Miss Marianne Girdlestone, my mother determined to cast her lot with him despite being an only child and leaving her widow mother. They were married in Blunham, Bedfordshire on the 27th August and three weeks later set sail from Plymouth in the Anglesea. I never saw my Girdlestone grandmother, she died while my mother was in Tasmania.

They had a fair voyage arriving in December and soon settled down to their work at Christ's College. It was in the country at Bishopsbourne, some 15 miles south of Launceston. The college was closed when my father resigned in 1857 and was re-established some years later at Hobart. This institution had been founded for the education of settlers in 1846.

It was in very low waters financially and though my father toiled with sometimes and good and sometimes inefficient helpers to pull it round, he failed to do so. He made £250 one year by the sale of apples alone and covered the deficit of that year by the sale of fruit from the garden and orchard. It fetched a high price for export the Ballarat goldfields. 

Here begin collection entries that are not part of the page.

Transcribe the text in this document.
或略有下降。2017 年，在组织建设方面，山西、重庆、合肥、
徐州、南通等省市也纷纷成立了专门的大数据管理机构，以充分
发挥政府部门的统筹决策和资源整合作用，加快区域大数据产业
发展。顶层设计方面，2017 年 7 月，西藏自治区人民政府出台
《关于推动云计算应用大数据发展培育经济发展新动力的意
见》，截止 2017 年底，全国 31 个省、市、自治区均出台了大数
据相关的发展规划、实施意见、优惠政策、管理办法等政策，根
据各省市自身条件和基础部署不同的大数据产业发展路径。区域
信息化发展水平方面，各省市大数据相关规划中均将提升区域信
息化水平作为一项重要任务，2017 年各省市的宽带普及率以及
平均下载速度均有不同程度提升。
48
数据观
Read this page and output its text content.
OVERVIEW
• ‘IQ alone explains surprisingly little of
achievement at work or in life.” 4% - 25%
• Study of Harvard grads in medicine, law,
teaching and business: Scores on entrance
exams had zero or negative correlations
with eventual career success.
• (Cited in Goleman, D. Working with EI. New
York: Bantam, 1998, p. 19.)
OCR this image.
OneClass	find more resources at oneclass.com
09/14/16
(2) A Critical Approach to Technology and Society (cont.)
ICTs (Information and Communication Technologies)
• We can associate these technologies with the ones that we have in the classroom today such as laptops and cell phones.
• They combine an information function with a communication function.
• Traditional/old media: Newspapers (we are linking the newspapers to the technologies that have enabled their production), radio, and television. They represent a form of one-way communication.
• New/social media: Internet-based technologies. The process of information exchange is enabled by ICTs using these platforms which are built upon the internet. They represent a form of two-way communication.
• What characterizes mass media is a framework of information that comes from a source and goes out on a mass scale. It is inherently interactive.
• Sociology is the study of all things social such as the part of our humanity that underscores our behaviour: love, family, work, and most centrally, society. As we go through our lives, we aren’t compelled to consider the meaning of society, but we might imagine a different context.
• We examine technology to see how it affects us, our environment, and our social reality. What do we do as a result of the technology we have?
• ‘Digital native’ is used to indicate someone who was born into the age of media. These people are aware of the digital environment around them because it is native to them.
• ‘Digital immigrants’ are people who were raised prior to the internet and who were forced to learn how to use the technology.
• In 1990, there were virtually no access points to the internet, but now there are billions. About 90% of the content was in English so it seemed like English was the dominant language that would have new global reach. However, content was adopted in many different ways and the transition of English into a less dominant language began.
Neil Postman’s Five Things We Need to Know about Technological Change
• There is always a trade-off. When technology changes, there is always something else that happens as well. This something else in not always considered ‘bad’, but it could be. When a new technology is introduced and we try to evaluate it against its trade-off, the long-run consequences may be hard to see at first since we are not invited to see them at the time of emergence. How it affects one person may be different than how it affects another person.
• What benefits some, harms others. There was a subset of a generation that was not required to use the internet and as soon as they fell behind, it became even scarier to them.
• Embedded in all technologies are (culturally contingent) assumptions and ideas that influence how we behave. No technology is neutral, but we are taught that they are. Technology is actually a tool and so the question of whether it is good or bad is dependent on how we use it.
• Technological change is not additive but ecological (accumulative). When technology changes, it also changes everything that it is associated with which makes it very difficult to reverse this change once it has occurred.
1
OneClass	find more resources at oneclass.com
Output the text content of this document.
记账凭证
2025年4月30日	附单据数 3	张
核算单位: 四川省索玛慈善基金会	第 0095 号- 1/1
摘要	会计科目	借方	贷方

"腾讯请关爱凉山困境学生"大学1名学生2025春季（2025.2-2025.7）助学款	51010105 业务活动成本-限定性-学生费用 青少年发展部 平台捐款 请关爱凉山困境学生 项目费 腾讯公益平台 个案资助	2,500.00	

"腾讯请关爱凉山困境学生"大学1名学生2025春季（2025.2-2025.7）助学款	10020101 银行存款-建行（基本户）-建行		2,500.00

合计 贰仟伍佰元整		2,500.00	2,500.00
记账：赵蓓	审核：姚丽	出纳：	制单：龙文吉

My parents made many devoted friends among settlers. I remember the names of the Henty's and Tooseys and Crears especially. My elder brother was born unexpectedly at Clynevale, the Crears station. I was born at the college. My mother hated the dreariness of the outlandish country and the banishment from home. My father would have enjoyed it there had there been any hope of success.

He made a first rate colonist, gardening and farming, doctoring and building filling up his time. They had none by convict servants at first, many of them excellent. My father was always neat in his dress and he told me when they first arrived in Tasmania one of the trustees from the college patted him on the back and said "My Dear Fellow, your coat will save the college"

This reminds me that he always wore a top hat in the early years of my recollection, not only on Sundays but on weekdays. Not only at weddings and funerals but also when gardening and attending to his bees. He used to boast that he travelled round the world in a top hat, and that while everyone else had lost their caps or hats on board ship, he never lost his.

Our party sailed home by way of Cape Horn in the Avon and arrived in England without any mishaps in the early days of 1858. 

We were welcomed to the house of my mothers half brother Charles Girdlestone whom had retired from his parish at Kingswinford, Staffs to Weston-Super-Mare. My Aunt Charlotte also lived close by.
The little parish of Biddisham about ten miles away, had just lost its Rector and the patron, the Bishop pf London, offered it to my father. He accepted it and there worked for 38 years. "

His Wife, Formerly Miss Marianne Girdlestone

 The Revd. Filluel outside the Rectory in the late 1800s. All of the photos below are part of an album that came with the Old Rectory. 

"Biddisham - A little to the east of the south porch of the church, and shaded by a fine old yew-tree, stands the old churchyard Cross; a good specimen of late Fourteenth Century type.
The socket, which has an octagonally chambered upper bed, is square in plan, with broaches of bold convex outline; it rests on two square steps of great solidity. Formed of blocks of stone, without any drip, the shaft is a tapering octagonal monolith, and is mortised with lead" From the book, Stone Crosses of Somerset

 View of St John the Baptist Church from the Old Rectory. 

Inside St John the Baptist church in the Victorian era.
The only difference to today is the banner above the arch. 

The grounds of the Old Rectory feature many specimen trees planted by the Revd. Filluel including a giant redwood.  

The Old Rectory today. Thank you again to Sue and John Hayes for sharing all this wonderful information.